Is samtools' compression of bam to cram lossless?
2
1
Entering edit mode
4.5 years ago

One can use CRAMtools to convert(compress) bam into cram. CRAMtools has options to allow for lossy and non-lossy compression (--lossless-quality-score and --lossy-quality-score-spec).

Samtools is also capable of compressing bam into CRAM but with limited parameteres, one just specifies the output to be cram (using option -C). So my question is, do you know if the samtools' compression of bam into cram is lossy or lossless?

Thx

samtools cram • 2.9k views
2
Entering edit mode

My guess is that it will be 'lossless'. If it were lossy, it must have been documented. You can easily check it by yourself. Get a sam -> convert to bam -> cram -> sam. Then compare this sam with original sam.

4
Entering edit mode
4.4 years ago

There is some sketchy documentation in the samtools man page (eg here: https://github.com/samtools/samtools/blob/develop/samtools.1#L1879 and further down for lossy names). These document options specified using --input-fmt-option or --output-fmt-option. Note it's not always obvious which is which without reading the man page. For example the required-field parameter is designed to avoid decoding certain components of a CRAM file, so when decoding CRAM or converting from CRAM to CRAM you can elect to simply drop certain fields. This permits total loss of quality if you so wished, or dropping of all aux tags. It's rather course and doesn't allow a lot of selection in tag types though. As this is a CRAM decode option it only works when reading CRAM. If you skip a data type it fills it out with the SAM default (so "*", 0, etc). Conversely the lossy names field is an output option which is used to discard query names when the read-pair are both within the same cram slice.

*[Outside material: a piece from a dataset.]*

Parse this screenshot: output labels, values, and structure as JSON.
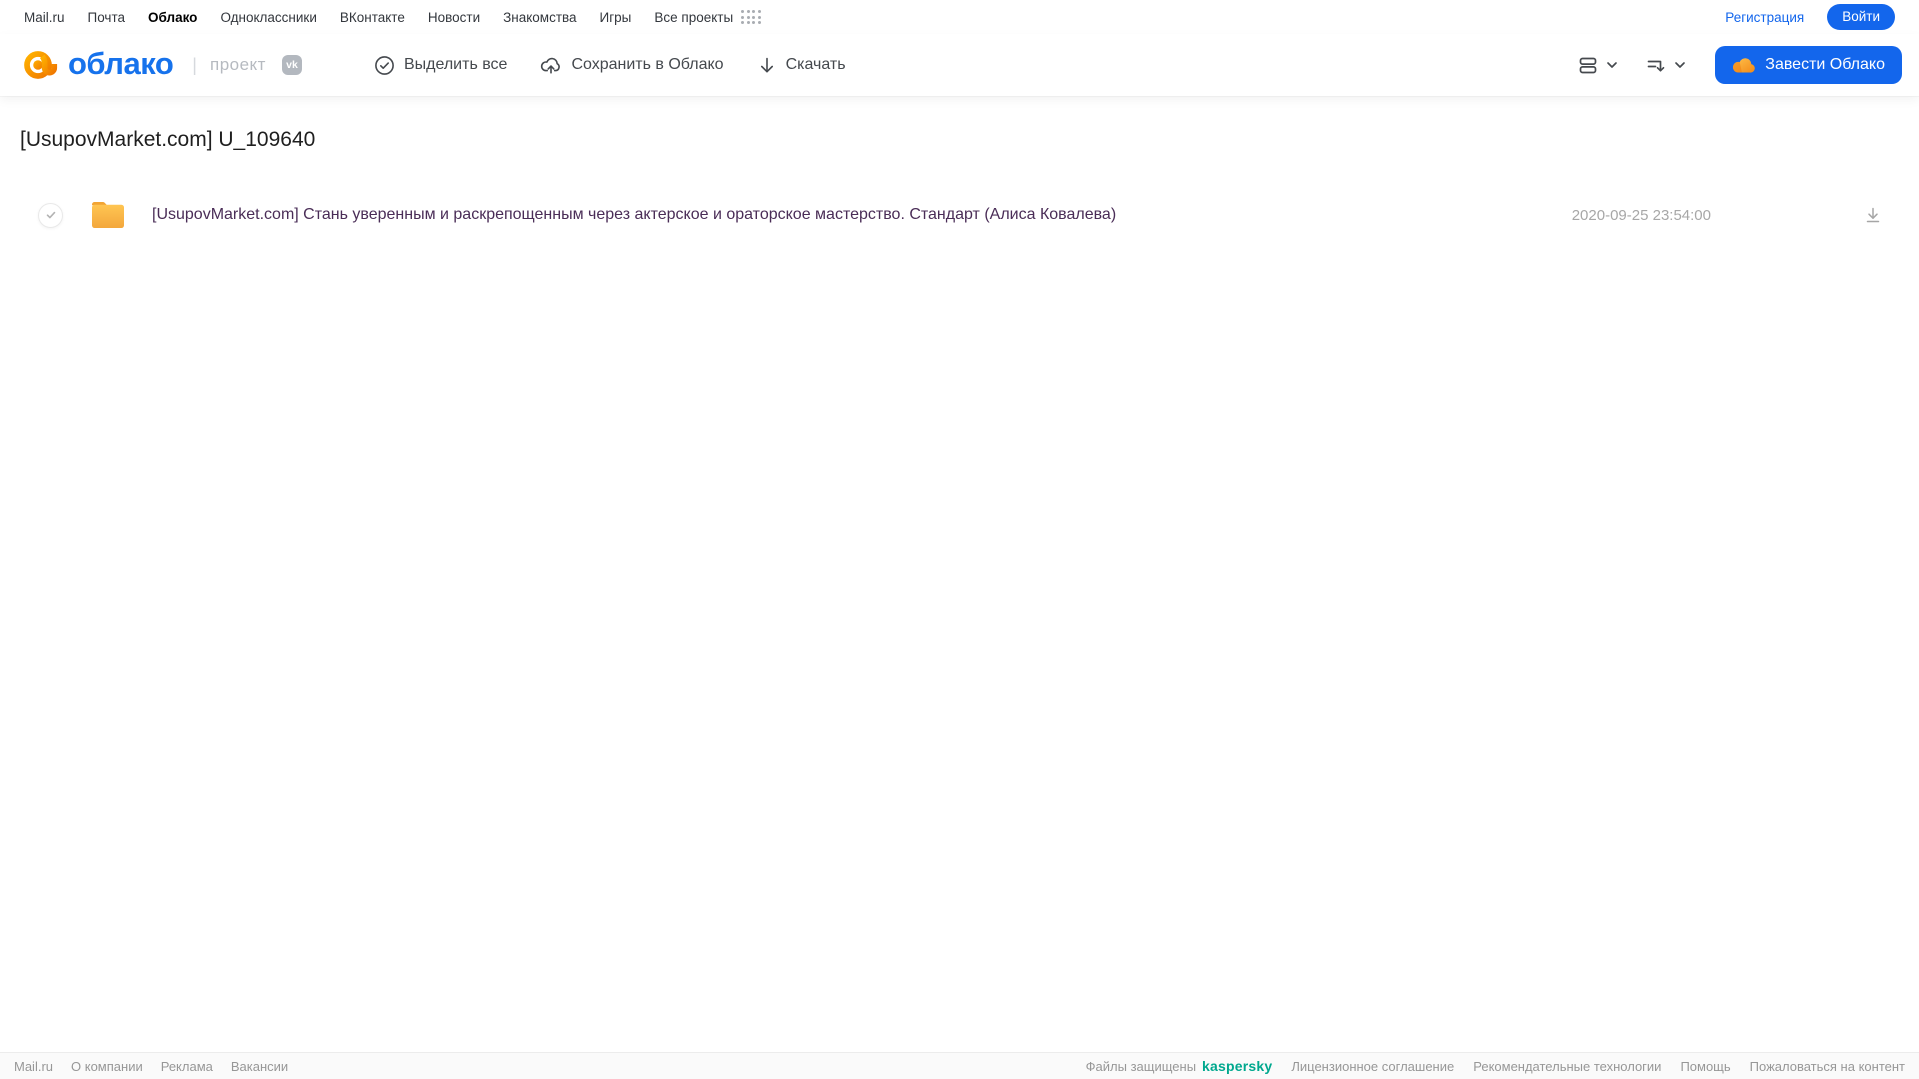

If you want more control over loosing tags and per-site degredation of qualities then maybe try Crumble. https://github.com/jkbonfield/crumble That too sadly needs documenting, or indeed writing up as a paper, but it's a matter of finding the time! (As always.)

0
Entering edit mode

I'm going to set this as the accepted answer, I always forget that there are actual man pages for samtools!

2
Entering edit mode
4.5 years ago

To my knowledge (there's basically no documentation that I've seen), the only way to get a lossy behaviour is by specifying --output-fmt-option lossy_names. You can do something with the auxiliary tags too I think (the required_tags option), but I've never looked into how that actually works.